February 2, 2018 CityBarn, the night before the horses arrive who gave me back life. I talk to them where they live currently in the north Midwest outside all the time even when it was -24 two weeks ago, today -5, 27/7 in extreme heat and cold 365, I tell them I’m sorry humanity has failed them and I know the fright from family so I too have been a fight or flight human who will never EVER hurt them and that I unconditionally love each and everyone of them horses, 26, 18 pregnant. They are not mine except one once I accepted her months after by birthday 2017 because I swore not to let down my wall at ALL for anything or anyone since February 14, 2012. Time is many things, experience to me, a sadness in humanity starting with my dna family and a sister-in-god!!! Anyway these horses have shown me a level of love man has failed one another let alone many innocent horses. Experience gives you lots of information along with time to define what I’ve always tried to use, my intuition but it’s been abused, confused not allowed to use.

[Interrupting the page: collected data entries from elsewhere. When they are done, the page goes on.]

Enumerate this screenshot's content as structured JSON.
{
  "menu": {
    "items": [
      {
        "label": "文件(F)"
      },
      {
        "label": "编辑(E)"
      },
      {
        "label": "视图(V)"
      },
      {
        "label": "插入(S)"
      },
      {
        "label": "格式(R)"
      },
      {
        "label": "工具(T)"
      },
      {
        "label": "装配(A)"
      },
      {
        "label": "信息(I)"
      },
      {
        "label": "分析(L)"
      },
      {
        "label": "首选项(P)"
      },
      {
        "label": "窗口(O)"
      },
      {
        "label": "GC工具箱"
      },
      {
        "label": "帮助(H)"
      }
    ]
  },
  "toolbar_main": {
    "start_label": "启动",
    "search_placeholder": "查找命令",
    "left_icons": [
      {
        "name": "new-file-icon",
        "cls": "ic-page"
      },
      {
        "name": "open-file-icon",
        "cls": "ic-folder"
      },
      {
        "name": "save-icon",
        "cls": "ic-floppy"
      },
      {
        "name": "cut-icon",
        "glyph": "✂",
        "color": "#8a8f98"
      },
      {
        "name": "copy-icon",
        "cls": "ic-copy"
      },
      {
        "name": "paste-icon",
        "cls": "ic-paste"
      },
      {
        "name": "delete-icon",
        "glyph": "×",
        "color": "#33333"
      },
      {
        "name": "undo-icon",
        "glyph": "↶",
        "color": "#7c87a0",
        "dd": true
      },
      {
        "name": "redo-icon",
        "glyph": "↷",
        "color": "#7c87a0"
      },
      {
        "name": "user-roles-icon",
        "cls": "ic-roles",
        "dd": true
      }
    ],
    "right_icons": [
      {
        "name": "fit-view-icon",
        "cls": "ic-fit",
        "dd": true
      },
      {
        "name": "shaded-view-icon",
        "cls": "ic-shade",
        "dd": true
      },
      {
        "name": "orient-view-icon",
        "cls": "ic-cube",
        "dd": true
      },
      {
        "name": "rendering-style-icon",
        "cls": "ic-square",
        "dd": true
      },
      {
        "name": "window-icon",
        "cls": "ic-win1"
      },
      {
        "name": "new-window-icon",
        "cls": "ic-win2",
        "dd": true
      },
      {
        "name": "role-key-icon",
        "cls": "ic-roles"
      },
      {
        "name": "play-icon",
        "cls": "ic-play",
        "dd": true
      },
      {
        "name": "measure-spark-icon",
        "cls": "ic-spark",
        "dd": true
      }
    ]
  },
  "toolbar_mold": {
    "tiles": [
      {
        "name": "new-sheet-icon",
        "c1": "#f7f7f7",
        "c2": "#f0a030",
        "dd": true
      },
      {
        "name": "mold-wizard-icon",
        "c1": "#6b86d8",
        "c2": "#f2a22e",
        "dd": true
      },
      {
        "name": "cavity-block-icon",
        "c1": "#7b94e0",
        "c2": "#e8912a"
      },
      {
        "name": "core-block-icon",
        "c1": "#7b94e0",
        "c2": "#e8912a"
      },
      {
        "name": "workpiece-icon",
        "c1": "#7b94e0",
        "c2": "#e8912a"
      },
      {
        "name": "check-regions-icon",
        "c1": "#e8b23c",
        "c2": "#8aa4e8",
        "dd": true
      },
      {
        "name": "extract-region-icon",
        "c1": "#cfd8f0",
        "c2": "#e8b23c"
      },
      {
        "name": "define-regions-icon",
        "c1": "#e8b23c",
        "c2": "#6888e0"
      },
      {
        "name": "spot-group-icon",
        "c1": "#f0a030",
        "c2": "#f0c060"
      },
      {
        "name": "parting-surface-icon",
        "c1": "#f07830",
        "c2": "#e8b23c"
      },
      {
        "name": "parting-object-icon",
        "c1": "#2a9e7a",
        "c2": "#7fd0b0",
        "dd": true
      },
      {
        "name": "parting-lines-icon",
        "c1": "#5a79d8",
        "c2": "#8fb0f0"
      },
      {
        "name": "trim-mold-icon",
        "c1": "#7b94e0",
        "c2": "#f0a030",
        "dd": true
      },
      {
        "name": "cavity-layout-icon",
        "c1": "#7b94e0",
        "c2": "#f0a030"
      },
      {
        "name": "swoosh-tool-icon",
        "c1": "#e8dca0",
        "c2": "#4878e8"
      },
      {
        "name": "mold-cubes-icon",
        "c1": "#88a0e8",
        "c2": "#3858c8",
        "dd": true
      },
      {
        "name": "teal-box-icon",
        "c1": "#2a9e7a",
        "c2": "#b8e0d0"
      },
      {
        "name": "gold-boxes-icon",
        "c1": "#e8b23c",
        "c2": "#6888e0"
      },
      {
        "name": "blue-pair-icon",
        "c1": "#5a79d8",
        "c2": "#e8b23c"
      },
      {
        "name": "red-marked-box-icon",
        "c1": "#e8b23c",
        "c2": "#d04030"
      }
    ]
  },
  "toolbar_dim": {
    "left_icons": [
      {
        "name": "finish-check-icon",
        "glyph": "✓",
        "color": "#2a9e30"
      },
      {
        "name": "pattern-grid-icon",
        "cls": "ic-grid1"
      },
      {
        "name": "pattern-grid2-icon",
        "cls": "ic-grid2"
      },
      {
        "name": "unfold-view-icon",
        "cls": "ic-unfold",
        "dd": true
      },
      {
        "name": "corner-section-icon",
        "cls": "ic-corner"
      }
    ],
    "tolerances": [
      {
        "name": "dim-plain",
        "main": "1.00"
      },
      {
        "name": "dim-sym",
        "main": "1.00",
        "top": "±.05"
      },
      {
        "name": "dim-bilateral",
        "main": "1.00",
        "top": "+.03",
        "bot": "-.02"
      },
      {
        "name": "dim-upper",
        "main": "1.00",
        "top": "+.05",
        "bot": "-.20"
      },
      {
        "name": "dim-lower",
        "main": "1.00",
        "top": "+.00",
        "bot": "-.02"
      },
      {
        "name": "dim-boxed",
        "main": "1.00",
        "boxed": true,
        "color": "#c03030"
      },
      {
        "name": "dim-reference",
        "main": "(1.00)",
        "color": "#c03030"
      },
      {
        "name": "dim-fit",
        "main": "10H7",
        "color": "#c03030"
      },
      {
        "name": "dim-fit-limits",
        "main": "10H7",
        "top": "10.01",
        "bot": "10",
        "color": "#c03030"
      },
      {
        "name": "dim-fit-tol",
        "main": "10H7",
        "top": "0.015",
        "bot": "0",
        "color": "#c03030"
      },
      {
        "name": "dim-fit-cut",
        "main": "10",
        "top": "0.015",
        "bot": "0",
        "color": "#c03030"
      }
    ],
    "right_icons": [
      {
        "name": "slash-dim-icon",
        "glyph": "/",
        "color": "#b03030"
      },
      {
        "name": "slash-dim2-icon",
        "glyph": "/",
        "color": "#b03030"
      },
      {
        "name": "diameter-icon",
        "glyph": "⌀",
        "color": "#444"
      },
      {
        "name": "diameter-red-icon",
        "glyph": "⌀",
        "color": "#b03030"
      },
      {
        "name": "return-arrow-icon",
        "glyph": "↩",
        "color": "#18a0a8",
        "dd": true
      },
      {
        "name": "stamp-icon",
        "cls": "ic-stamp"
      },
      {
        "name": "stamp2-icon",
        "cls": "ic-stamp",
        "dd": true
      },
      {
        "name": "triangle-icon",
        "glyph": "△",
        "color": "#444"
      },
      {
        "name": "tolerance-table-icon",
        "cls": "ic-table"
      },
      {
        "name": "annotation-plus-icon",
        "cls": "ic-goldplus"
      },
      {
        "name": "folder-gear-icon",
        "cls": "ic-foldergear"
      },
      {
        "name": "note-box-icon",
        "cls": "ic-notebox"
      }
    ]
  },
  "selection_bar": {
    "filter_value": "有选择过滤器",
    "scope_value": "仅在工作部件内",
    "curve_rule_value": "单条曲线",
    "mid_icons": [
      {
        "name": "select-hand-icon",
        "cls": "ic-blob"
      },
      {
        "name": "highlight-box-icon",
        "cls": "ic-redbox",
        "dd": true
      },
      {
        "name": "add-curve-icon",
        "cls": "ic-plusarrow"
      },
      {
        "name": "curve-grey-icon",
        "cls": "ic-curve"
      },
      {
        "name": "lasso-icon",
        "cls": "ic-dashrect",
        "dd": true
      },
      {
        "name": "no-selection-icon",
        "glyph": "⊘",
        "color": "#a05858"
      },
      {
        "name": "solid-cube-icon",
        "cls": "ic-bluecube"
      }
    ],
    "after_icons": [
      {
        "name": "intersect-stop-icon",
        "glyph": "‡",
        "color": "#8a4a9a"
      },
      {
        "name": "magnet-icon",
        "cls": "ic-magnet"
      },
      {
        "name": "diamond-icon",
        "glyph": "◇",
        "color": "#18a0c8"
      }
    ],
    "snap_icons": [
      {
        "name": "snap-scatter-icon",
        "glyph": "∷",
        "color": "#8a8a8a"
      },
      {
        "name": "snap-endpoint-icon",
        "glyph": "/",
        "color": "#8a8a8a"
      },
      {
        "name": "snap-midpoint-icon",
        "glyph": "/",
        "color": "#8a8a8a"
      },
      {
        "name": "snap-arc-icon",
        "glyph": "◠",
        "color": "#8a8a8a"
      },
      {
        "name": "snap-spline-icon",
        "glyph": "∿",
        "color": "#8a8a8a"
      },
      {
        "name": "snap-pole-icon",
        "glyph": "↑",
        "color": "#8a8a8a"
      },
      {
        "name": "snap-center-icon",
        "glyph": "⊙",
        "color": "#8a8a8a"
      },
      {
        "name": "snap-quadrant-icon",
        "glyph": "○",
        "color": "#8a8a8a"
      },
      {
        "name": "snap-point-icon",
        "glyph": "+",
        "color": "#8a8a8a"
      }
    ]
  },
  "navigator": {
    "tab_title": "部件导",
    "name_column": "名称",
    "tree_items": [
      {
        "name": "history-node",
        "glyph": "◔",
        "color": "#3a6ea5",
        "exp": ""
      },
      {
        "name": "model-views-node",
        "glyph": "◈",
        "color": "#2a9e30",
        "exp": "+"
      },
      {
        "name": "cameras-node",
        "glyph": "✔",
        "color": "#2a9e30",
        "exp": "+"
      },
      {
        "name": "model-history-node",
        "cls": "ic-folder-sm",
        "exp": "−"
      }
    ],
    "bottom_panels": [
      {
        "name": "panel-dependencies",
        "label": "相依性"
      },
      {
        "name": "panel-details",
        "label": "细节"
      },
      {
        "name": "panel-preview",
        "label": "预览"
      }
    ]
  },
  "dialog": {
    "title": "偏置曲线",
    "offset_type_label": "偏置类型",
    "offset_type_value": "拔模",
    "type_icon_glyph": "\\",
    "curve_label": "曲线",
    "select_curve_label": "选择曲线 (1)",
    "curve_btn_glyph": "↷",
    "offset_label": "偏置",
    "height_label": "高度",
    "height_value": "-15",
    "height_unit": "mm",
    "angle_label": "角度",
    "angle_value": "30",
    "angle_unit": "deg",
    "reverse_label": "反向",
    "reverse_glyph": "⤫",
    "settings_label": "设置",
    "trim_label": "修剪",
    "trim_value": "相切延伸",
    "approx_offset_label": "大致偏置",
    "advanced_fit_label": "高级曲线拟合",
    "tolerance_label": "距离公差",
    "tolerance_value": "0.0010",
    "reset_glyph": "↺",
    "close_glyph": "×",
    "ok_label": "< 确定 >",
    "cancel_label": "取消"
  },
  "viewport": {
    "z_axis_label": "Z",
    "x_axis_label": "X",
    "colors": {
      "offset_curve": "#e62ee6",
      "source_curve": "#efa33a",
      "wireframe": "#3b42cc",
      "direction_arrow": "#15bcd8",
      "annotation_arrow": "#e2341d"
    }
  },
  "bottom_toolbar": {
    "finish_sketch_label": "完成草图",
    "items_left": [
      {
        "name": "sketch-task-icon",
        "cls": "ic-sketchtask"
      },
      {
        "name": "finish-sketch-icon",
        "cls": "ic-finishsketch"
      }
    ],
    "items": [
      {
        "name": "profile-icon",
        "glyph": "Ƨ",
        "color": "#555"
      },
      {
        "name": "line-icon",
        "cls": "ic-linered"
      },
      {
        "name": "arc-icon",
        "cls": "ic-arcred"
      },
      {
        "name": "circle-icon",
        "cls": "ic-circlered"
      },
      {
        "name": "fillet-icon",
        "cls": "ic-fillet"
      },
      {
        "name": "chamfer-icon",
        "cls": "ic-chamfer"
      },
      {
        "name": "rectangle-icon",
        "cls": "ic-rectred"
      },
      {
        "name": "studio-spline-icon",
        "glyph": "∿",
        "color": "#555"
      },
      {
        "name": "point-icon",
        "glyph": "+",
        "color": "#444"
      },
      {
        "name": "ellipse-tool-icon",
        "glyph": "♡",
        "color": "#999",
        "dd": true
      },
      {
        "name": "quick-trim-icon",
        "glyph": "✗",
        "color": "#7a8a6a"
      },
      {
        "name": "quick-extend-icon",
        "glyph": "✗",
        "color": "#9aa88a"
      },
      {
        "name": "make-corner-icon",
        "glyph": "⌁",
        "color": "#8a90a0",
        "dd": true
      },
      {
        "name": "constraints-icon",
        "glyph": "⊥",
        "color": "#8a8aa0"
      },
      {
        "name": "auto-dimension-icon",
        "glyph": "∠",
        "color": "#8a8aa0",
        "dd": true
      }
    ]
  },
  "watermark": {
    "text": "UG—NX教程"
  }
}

I tell each and every one how much I love them individually & unconditionally with tlc, acceptance, patience, kindness, and never will I hurt them bc I know the level of cruelty human beings are, even in 2018 and although my modern American family let go of me at 40 for an injustice that circles in a cycle and I am ashamed and disgraced to be related to them. To put myself, my mom and dad in positions of conviction from your own opinions, and it’s final, NO TRIAL and 100% denial and thrown away those closest to “kids” is a on them and SHAME on two parents who use kids as pawns to make their own rules and or “laws”.

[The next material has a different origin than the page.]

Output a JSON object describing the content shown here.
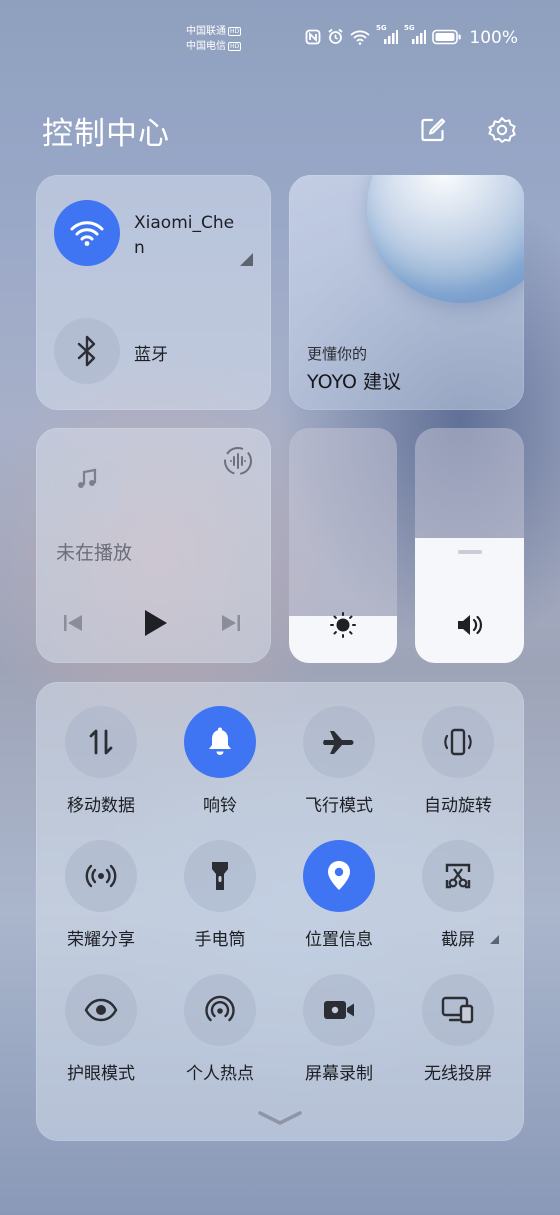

No maps or short cuts here, tomorrow begins a journey of many years to come with unconditional love starting with day one, Tomorrow February 3, 2018. CityBarn on the farm as we learn along side of horse and man, back to basics it is. Miss Mother Nature and Father Time will define my experience of choice this time for the first time in a nearly 47 year old life who has had to hold EVERYTHING inside forcefully, intentionally, no voice, no choice until now.. so I gotta let it all out.
Day 1 12:02 am February 3, 2018 Central Standard Time..
City Barn, until morning and new lives goodnight.